As their taxes are waived, employees of Jabil can take heart. They not only will have new jobs, but they likely will qualify for food stamps.
That’s right. The Memphis and Shelby County Industrial Development Board actually gives away taxes for jobs paying $8.50 and $11.50 an hour. If you calculate salaries like the federal government does, rather than the way the IDB does, the annual salary calculates out to $15,937 for the lower paying hourly wage and $21,562 for the higher. At the lower, a family of three can qualify for food stamps, and at the higher, a family of five can qualify.

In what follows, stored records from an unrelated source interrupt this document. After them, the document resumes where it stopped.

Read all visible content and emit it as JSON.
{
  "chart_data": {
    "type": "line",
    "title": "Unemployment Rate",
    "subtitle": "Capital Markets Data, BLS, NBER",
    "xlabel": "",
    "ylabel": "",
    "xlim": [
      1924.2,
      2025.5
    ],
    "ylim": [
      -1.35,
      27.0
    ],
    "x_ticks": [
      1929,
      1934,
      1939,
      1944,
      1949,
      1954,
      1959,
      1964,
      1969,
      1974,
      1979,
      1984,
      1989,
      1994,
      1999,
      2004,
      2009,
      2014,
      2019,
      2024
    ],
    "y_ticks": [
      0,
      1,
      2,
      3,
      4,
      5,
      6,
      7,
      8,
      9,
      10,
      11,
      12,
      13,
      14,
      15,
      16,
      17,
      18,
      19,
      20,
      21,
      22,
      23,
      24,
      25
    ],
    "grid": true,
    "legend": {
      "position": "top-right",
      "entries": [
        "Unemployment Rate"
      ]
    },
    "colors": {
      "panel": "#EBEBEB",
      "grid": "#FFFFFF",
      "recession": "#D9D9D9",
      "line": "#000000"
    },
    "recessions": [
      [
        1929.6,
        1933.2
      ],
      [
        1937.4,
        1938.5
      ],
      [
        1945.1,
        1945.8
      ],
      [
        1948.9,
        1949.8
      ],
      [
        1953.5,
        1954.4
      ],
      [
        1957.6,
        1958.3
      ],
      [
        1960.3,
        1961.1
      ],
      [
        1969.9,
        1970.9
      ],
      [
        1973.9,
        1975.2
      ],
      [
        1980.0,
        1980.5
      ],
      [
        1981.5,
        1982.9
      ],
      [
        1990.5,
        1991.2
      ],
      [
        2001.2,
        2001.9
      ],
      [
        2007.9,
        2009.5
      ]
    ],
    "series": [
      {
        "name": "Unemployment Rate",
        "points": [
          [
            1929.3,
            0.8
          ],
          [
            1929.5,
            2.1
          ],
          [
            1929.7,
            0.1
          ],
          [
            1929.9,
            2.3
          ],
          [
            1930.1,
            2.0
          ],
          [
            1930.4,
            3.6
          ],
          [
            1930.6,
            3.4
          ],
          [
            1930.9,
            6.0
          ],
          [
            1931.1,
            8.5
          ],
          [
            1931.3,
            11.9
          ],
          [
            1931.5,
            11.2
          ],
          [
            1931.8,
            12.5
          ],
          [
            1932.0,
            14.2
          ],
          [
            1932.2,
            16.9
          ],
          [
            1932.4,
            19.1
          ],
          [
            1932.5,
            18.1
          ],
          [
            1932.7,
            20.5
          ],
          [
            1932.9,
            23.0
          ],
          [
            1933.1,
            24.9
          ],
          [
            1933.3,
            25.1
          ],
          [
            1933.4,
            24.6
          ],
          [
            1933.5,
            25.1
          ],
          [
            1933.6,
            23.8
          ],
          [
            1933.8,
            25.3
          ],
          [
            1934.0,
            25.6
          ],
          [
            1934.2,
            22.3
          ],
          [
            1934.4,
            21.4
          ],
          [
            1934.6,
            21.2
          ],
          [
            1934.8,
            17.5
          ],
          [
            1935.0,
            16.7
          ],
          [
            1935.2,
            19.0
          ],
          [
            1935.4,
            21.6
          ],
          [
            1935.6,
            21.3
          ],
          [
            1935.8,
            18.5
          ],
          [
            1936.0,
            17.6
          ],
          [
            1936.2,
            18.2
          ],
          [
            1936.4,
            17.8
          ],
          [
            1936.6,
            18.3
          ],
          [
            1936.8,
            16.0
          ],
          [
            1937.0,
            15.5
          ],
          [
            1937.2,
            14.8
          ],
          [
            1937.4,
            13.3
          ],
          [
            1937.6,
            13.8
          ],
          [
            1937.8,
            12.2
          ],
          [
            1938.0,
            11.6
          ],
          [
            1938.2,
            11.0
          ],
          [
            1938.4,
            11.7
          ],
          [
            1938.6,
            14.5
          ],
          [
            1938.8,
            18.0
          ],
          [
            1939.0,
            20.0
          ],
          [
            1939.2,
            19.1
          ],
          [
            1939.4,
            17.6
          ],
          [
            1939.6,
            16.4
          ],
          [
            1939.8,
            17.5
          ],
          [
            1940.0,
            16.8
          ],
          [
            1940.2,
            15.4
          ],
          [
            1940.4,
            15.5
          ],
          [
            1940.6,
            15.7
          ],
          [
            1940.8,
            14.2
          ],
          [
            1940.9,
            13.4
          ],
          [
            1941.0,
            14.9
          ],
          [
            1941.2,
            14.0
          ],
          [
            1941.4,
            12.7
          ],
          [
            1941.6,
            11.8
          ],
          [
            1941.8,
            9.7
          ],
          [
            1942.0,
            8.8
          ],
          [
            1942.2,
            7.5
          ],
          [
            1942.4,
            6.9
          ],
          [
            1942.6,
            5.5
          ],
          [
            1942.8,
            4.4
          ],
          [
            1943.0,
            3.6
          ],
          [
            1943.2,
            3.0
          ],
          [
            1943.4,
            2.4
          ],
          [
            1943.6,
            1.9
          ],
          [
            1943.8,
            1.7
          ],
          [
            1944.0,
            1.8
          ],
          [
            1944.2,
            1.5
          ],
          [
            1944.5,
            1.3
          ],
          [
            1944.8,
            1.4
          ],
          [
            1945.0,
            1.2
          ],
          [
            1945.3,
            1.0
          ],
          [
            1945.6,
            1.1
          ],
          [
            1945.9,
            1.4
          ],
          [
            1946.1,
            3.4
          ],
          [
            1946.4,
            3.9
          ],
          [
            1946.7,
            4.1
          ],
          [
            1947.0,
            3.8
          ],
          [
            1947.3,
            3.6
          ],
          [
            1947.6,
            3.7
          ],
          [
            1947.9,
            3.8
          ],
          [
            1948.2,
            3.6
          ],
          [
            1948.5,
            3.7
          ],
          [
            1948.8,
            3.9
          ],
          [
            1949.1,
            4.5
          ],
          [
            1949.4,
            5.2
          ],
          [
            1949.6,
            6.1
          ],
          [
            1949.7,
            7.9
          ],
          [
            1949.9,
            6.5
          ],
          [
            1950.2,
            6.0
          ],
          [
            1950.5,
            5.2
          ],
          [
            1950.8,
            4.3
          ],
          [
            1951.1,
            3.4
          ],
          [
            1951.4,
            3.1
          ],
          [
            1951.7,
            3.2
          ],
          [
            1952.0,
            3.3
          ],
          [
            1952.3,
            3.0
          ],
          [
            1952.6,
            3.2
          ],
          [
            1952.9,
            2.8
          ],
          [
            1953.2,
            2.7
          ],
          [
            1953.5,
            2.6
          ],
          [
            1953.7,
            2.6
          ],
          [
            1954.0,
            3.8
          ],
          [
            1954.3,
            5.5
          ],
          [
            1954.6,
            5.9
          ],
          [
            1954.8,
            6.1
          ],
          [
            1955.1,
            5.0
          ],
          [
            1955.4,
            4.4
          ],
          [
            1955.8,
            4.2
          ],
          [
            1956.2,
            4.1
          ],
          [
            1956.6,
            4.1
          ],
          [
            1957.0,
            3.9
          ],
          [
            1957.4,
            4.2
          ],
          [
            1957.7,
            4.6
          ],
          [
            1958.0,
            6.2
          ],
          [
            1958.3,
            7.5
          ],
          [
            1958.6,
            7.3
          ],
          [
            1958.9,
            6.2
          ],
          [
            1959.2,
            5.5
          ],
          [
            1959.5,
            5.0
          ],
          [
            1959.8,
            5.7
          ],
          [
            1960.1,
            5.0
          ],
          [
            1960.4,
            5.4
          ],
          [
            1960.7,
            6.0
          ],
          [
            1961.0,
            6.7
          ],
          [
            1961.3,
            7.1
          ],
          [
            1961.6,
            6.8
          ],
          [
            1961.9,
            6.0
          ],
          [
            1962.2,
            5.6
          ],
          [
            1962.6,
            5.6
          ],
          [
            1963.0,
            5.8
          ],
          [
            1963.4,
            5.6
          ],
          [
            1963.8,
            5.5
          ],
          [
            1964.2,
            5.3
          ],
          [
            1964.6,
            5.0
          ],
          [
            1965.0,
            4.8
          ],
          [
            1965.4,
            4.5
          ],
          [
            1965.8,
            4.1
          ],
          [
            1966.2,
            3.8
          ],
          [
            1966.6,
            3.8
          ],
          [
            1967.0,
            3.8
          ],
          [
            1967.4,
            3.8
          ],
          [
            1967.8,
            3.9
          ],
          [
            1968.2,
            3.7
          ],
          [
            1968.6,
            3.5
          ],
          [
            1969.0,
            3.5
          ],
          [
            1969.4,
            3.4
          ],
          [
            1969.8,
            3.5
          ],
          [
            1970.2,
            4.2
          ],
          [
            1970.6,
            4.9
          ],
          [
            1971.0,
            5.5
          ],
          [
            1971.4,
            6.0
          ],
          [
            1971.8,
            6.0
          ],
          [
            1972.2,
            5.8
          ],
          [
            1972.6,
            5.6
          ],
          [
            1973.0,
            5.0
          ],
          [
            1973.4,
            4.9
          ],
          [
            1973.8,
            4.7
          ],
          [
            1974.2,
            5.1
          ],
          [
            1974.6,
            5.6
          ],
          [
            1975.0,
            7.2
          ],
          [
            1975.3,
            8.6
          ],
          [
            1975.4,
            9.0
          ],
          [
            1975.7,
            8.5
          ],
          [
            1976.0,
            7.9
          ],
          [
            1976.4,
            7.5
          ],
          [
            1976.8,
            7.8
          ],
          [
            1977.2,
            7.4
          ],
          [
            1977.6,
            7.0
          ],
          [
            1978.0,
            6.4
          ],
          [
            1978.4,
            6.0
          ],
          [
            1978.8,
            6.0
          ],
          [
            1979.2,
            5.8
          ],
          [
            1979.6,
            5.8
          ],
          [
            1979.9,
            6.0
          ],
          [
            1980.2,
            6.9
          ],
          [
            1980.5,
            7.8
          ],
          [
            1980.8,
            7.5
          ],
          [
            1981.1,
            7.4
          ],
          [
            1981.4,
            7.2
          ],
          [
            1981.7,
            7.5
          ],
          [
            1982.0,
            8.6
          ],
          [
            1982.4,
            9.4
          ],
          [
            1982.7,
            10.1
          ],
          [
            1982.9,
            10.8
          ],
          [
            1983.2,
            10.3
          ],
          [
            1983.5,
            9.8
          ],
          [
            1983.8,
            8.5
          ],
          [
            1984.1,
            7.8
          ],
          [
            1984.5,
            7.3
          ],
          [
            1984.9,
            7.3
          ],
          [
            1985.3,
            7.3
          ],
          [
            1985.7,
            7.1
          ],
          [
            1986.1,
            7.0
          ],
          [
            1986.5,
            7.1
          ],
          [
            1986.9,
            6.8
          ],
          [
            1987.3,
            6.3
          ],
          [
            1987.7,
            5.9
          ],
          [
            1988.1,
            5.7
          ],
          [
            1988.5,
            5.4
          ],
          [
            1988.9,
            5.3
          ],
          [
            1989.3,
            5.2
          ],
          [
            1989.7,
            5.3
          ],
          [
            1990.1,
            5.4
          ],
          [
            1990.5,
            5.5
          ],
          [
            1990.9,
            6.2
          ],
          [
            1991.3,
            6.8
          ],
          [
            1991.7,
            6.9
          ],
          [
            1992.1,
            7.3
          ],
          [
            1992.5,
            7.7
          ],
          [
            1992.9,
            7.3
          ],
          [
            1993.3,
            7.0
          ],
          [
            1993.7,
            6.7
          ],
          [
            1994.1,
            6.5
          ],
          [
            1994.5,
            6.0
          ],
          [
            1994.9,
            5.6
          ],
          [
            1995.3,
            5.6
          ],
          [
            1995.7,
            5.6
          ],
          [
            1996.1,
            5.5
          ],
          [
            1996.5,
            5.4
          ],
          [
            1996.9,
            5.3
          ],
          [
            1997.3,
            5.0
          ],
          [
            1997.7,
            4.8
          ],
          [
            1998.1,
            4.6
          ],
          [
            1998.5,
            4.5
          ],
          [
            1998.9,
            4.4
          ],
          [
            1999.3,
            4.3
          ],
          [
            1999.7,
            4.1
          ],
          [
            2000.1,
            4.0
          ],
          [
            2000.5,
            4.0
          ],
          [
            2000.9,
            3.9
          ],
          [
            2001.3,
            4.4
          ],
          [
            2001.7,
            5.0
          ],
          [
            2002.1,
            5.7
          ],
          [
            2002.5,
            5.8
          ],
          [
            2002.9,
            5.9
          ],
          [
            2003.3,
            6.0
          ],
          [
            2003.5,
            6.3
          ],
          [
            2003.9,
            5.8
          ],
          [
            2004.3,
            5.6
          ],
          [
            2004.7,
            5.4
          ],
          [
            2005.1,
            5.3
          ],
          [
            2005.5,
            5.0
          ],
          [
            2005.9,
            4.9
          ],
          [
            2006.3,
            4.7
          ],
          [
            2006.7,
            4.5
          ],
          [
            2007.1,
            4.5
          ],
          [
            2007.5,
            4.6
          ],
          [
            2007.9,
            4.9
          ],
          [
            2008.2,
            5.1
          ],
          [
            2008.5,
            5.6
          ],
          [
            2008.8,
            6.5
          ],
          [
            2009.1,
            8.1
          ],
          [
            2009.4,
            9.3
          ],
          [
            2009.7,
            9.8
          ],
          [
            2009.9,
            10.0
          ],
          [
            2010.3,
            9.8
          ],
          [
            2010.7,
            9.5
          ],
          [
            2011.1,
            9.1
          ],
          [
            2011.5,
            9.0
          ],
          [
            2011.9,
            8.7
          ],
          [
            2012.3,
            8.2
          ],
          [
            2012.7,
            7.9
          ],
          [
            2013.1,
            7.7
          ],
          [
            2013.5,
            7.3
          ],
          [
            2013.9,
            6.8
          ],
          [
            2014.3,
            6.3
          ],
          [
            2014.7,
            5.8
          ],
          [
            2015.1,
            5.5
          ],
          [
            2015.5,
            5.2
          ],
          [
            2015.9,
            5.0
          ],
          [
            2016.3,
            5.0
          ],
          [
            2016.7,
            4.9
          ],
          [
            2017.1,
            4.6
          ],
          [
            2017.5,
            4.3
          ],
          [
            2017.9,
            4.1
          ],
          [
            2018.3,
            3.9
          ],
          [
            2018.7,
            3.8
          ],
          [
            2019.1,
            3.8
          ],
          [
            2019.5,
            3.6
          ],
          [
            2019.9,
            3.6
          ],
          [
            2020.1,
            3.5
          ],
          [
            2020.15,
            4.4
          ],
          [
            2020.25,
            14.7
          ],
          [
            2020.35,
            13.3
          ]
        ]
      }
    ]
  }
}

Most amazing of all is that the IDB not only gives incentives to offer Memphis workers food stamp wages, the jobs pay less than the per capita income in Shelby County, thus beginning a self-fulfilling prophecy where public policies create low-skill jobs that pay low-wage salaries that attract more low-skill jobs that…
With Shelby County as the world headquarters for the creator of global commerce, FedEx; with a major facility for UPS and with an airport and a highway grid often called the best in the U.S., it’s easy to think that distribution jobs would need no other incentives to locate and expand here.
Coupled with the new policy passed by city and county legislative bodies whose end result is that distribution warehouses rarely pay property taxes any more, it begs the question of why this remains a targeted industry for Shelby County tax freezes and why tax freezes aren’t limited to companies who pay a living wage.
There are some days when those jobs at McDonald’s must look pretty good to some Memphis workers.